Most of the assaults come from patients who the hospital's clinical staff believe are faking their symptoms, she said.

"Those are the individuals that scare you when you walk in, because they don't necessarily have a mental illness that's dictating their behavior," she said. "Those are the patients who should be in jail. I wouldn't even really call them patients."

Spring Grove has its own police force, but the Maryland State Police also responds to the hospital campus for higher-level crimes, and did so nearly 50 times in the past two years — for reports of thefts, assaults, rapes, escapes and suspicious deaths. In early 2012, a patient was stabbed, according to state police records. That year, troopers responded to the hospital for 12 escapes, as well as two alleged sexual assaults and two deaths.

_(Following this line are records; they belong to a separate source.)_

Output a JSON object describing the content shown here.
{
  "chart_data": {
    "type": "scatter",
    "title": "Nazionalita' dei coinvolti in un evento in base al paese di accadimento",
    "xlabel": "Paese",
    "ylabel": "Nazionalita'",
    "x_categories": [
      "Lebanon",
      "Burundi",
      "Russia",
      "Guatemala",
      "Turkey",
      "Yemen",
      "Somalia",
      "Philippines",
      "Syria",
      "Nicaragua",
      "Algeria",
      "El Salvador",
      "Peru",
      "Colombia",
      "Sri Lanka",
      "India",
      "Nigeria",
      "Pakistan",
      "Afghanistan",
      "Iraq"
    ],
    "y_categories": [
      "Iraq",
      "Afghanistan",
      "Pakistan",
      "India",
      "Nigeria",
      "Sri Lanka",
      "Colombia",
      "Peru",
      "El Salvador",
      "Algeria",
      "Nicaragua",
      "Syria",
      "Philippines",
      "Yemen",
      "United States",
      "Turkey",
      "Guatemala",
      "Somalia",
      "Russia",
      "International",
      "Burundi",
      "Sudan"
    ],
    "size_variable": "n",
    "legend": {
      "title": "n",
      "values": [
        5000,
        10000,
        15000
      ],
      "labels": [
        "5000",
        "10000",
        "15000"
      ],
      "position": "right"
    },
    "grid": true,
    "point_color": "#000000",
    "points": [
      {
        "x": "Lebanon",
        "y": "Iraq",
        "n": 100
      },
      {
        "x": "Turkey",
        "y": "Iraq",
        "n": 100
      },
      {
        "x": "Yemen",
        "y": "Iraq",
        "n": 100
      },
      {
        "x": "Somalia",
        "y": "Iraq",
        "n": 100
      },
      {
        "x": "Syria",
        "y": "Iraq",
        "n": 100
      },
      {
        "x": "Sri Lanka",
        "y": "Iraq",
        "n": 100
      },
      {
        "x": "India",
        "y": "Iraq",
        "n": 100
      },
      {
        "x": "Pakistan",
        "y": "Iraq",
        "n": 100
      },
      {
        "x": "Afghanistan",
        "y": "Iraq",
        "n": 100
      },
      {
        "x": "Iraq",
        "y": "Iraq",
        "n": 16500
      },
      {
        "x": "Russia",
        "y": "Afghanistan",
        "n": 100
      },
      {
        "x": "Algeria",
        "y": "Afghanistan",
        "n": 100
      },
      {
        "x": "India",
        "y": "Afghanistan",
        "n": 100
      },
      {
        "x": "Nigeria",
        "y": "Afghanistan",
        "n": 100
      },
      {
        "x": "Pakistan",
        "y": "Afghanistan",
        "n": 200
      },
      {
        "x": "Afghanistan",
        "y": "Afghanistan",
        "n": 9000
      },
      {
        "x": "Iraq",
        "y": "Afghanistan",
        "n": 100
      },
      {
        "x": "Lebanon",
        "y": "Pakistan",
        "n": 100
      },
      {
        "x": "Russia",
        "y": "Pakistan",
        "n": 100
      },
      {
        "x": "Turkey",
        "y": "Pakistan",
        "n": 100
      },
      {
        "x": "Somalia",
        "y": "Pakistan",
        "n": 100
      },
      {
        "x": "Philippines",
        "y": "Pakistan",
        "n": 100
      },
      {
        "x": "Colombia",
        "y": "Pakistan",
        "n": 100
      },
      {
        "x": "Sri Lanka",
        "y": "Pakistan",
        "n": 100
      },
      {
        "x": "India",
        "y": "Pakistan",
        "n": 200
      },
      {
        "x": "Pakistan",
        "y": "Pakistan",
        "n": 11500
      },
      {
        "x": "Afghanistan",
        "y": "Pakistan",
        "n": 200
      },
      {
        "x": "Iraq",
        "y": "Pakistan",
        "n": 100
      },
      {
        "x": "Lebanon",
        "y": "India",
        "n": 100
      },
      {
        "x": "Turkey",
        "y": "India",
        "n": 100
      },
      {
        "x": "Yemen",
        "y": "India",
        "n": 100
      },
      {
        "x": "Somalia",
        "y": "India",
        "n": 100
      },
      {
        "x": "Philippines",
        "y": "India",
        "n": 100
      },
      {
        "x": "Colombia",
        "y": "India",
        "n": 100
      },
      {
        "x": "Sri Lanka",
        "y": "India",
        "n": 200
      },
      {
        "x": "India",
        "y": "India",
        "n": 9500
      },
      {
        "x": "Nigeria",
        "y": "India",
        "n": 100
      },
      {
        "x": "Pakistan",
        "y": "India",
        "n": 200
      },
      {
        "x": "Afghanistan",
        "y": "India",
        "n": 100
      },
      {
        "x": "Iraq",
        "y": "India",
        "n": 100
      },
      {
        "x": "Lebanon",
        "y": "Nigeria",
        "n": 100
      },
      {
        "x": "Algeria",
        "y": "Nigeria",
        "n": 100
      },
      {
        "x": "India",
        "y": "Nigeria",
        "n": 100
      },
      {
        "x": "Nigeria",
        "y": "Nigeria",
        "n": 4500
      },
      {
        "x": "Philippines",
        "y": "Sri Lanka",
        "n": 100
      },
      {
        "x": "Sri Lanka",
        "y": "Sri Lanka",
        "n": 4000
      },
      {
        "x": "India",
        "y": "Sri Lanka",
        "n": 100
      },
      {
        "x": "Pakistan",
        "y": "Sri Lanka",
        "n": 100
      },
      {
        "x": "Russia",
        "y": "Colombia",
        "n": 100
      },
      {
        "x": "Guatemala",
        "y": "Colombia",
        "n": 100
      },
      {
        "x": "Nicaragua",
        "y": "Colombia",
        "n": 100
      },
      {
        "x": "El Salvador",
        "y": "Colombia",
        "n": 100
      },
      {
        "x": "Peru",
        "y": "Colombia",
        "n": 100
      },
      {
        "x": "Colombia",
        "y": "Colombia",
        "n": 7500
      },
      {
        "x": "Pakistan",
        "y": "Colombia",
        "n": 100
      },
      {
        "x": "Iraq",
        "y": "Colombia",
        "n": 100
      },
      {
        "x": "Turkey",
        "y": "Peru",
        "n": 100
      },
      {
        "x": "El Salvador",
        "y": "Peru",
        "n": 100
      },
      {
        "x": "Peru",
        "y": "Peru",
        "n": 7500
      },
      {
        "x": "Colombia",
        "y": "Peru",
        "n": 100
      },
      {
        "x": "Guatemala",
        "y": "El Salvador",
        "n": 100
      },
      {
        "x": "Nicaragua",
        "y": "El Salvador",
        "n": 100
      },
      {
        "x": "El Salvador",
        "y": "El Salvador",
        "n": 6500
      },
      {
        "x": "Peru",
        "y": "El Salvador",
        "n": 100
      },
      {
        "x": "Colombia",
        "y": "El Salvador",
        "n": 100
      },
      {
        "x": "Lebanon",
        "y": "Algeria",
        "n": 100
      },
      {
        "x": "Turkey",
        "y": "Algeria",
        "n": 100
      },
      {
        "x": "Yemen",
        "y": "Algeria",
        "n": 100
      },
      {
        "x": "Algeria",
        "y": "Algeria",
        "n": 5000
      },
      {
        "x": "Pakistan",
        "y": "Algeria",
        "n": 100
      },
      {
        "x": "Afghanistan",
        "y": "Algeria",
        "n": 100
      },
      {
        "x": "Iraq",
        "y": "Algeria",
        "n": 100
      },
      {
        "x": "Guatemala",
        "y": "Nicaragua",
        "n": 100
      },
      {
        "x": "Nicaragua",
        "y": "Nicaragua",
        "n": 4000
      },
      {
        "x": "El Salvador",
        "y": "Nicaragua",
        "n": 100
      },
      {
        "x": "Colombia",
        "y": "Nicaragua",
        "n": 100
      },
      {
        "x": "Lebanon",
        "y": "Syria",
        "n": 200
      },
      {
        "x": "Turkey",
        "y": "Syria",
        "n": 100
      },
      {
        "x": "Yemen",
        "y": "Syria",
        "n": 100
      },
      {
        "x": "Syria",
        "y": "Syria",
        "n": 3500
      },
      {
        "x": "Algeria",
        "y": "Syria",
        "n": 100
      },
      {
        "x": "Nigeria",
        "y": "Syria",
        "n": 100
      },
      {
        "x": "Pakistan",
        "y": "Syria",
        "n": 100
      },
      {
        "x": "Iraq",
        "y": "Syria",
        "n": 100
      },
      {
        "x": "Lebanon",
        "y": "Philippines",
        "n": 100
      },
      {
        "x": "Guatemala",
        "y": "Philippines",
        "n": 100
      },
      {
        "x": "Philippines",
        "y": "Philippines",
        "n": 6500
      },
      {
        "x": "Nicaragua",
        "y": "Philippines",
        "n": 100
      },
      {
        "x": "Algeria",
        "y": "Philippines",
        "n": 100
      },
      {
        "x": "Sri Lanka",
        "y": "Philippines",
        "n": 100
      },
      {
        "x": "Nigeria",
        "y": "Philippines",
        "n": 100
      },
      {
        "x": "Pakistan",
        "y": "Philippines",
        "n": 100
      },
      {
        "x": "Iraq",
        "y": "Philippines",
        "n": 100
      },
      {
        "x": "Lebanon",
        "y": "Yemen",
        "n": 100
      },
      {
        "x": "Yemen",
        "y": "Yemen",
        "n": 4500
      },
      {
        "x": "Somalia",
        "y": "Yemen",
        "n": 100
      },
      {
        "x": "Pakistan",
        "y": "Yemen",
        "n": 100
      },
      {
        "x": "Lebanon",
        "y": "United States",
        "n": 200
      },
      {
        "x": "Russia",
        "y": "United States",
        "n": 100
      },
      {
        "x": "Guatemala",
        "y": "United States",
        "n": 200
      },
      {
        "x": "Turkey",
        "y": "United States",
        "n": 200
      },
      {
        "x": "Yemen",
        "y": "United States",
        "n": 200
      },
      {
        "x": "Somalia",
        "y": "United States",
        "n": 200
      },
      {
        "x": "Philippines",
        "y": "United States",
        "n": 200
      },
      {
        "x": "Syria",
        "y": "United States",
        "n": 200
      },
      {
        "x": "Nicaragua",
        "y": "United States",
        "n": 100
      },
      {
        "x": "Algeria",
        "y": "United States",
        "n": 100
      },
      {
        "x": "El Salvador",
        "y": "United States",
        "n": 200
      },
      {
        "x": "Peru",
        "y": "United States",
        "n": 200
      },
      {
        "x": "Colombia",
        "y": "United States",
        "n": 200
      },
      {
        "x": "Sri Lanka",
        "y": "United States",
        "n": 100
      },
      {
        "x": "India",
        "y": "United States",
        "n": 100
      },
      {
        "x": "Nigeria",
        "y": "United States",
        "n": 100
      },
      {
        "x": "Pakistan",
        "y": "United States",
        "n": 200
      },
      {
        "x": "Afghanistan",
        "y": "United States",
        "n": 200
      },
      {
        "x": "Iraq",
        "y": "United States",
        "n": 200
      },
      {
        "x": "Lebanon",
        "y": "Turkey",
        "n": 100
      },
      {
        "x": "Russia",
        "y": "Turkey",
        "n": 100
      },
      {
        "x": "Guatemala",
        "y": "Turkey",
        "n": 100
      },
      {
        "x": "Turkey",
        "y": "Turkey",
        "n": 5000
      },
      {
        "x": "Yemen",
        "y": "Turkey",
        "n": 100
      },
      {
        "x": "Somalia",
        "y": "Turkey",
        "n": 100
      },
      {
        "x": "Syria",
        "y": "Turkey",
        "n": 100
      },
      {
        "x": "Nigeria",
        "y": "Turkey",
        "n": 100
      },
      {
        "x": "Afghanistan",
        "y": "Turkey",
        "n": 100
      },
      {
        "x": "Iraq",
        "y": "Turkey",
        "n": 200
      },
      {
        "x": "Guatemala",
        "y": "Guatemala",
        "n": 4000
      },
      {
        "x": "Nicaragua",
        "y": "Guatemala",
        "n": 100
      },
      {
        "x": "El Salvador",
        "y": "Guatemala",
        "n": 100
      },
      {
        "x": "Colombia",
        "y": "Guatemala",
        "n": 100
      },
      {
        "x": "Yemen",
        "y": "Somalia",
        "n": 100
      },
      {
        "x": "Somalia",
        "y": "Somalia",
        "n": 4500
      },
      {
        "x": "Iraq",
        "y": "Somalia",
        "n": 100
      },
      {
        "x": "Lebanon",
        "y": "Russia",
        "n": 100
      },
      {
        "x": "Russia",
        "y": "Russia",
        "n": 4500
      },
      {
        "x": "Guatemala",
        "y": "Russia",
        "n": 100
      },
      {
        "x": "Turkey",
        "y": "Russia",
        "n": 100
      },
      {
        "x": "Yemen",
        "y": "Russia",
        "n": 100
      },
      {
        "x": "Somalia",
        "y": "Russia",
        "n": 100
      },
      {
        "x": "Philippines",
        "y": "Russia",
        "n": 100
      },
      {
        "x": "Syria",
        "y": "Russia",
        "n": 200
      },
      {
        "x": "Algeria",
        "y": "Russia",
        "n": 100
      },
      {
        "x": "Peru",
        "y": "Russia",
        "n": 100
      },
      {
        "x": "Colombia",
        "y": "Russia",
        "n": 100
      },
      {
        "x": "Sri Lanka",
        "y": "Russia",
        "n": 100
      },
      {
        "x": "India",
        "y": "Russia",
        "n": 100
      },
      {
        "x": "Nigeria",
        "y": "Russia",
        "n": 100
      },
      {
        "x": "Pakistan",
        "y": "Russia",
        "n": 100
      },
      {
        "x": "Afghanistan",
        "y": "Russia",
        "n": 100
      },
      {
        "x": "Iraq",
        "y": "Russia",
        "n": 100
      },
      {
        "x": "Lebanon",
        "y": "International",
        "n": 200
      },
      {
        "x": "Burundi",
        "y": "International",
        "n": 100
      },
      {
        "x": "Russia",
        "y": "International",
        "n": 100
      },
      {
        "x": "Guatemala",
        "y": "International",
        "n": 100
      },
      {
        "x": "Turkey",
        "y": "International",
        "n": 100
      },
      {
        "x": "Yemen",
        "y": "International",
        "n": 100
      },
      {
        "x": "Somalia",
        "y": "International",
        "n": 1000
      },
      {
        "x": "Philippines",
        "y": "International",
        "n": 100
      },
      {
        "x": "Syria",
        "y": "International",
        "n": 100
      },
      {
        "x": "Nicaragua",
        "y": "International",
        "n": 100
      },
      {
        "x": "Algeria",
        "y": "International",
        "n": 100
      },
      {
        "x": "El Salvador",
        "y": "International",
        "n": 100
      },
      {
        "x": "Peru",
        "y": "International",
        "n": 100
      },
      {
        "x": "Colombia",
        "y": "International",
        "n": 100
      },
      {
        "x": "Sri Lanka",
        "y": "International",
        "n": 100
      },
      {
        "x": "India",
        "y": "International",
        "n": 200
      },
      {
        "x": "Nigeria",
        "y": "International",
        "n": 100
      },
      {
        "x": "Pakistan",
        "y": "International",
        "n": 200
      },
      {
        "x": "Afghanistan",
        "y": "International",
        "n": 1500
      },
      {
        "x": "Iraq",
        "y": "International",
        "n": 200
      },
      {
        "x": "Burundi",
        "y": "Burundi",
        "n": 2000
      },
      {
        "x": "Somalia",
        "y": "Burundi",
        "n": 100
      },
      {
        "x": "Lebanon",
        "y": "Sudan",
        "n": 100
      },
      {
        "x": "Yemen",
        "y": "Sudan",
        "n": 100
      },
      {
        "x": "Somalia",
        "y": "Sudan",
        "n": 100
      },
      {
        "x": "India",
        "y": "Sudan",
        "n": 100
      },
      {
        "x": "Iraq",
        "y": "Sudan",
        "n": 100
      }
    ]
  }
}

Moran said AFSCME is backing legislation in the current General Assembly session that would create a "Workplace Violence Prevention Program" for health care facilities and require more standardized reporting of assaults in hospital settings.

Jordan-Randolph said the health department is reviewing all reporting protocols. She also said that moving patients who shouldn't be in the facility more rapidly through the system, and improving court-level evaluations so fewer of them are admitted in the first place, will be critical in further decreasing assaults.

"If we find that a person does not have a mental illness, is in fact faking a mental illness, then we should have the ability to move that person back to court," she said. A single patient, she said, can "disrupt the safety of a unit, the safety of a hospital."